The SC is “an actual committee that will be voting on some issues”. In which case, the CIVS docs plainly say “use ‘combined weights, don’t use best-candidate’”. I’m concerned that the decision to use best-candidate mode was just an oversight, and I have no idea what impact it will have on the outcome, because it seems like a nonsensical choice for any multiwinner election.
Best-candidate makes sense for representative bodies, in which case it optimizes for the likelihood that a given voter gets a member of the elected body that they feel is aligned to their interests.
I think that is the function of the “proportional” part of “proportional best-candidate,” but not the “best-candidate” bit. “Best-candidate” is for single-winner elections.
No, I don’t think that’s right. The best-candidate versus combined-weights decision is about how to ‘lift’ (CIVS’s term) a voter’s ranking of individual candidates to a ranking of sets of candidates. CIVS’s proportional elections work by conducting a ‘single-winner’ election over potential winner sets—if there are 20 candidates for a 7-winner election, there are (20 choose 7) 7-candidate winner sets to be ranked in this way. This is true of both best-candidate and combined-weights modes; the only difference is how the ranking of the (20 choose 7) sets is computed from a voter’s ranking of the 20 candidates. Best-candidate will prefer set A over set B if the best candidate from A is better than the best candidate from B, and combined-weights will look at the entire composition of A and B to compare them.
The subgroups are sort of dynamically calculated from the votes; see the CIVS docs for details, but the short version is that voters’ preferences for a winner set are truncated past the number of candidates approximately equal to the size of that voting bloc, so that 60% of the voters who more or less agree can only influence about 60%-ish of the final committee.
Ah. I don’t have an opinion then. Well, I have one- CIVS is misusing terminology and causing confusion. Elections shouldn’t be this hard to understand.
OK, I won’t quibble about it. I’d still like to know how the result will be computed, because I’ve been told that OpaVote doesn’t support this particular best-candidate mode.
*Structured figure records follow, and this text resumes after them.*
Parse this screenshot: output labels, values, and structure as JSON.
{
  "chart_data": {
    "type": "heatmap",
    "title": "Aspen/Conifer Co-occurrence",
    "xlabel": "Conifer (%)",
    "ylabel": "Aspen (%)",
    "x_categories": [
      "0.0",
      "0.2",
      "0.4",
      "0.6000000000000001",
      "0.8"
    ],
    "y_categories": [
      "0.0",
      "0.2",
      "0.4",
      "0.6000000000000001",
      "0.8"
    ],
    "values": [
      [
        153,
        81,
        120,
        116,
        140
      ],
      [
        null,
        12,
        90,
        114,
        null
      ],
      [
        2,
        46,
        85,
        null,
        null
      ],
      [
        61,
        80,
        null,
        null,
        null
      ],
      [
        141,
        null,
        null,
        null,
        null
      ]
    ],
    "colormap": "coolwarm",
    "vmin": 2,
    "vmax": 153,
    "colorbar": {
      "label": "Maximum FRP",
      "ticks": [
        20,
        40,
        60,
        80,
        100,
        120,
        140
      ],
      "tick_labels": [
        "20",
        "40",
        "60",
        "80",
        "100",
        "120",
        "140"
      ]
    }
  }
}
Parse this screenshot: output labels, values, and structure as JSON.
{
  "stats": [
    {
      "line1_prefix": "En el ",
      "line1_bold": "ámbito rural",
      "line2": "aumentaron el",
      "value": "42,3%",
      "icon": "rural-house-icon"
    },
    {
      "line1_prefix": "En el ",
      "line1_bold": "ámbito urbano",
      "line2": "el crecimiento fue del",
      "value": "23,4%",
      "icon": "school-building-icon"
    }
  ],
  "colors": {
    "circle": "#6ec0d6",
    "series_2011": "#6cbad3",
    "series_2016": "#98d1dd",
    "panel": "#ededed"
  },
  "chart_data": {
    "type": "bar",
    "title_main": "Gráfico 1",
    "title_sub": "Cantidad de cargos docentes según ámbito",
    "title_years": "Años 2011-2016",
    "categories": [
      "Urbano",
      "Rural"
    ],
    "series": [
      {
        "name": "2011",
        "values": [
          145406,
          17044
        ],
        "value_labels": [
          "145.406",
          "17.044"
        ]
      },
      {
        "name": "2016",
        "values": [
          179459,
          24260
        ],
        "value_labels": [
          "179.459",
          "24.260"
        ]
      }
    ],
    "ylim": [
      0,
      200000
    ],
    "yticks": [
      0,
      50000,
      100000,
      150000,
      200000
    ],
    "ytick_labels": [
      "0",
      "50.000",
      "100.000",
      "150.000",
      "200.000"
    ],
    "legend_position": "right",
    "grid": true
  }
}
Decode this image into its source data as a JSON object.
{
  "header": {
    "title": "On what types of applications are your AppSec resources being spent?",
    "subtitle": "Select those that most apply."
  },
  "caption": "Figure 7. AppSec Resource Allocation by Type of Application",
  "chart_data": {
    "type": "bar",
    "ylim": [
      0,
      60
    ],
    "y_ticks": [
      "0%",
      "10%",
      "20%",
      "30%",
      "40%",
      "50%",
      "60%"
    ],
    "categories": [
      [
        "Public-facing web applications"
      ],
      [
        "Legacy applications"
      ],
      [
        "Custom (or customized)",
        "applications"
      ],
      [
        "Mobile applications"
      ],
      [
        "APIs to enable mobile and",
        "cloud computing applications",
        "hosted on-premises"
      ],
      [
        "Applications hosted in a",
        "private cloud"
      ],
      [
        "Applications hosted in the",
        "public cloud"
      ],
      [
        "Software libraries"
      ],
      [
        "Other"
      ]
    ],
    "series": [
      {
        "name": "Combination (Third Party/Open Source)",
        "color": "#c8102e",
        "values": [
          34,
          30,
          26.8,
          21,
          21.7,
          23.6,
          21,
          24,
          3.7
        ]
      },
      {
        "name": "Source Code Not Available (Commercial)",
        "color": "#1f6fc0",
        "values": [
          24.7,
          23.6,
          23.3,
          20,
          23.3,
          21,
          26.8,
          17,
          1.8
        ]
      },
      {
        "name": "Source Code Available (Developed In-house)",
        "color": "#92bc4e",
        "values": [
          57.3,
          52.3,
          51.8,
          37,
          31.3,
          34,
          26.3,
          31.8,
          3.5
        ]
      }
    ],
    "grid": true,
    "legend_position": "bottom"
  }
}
The CIVS recommendation has been considered, but the level of confidence of this recommendation was found not high enough for overruling other considerations.
The tallying systems considered were those supporting some emergent proportionality, not proportionality among explicit electoral blocks. This is unlike e.g. Kubernetes who choose top-Condorcet-ranked candidates.
Note to the people who haven’t voted yet: Please be aware that if you leave the voting page open for more than an hour, you won’t be able to submit the ballot without reloading and losing what you entered, so you might want to make a screenshot beforehand!
While testing tallying of ballots using CIVS this weekend, I’ve noticed a potentially major problem: CIVS might be infeasibly slow to compute the result. In a test with randomised ballots, the result is still being computed after ~40 hours, with absolutely no progress being reported!
Since closing the election would give us access to the ballots, I’m making the case to the EC that we need to delay closing until we are sure that using CIVS is feasible, and otherwise decide on an alternative tallying mechanism in advance.
As such, I’m holding off closing the election myself for now and am bringing this topic up for internal discussion in the EC’s meeting later today. So you can still vote for now if you haven’t already, but should expect it to be closed later today.
It’s not even optimisation, as much as exploration — random ballots mean that basically all combinations are plausible, and life is full of pain because one needs to apply tie-breaking rules to thousands of thousand-committee preferences cycles (which need to be enumerated first). Have some people with a large support base and some with a much smaller one, and there are suddenly much fewer plausible committees to even compare.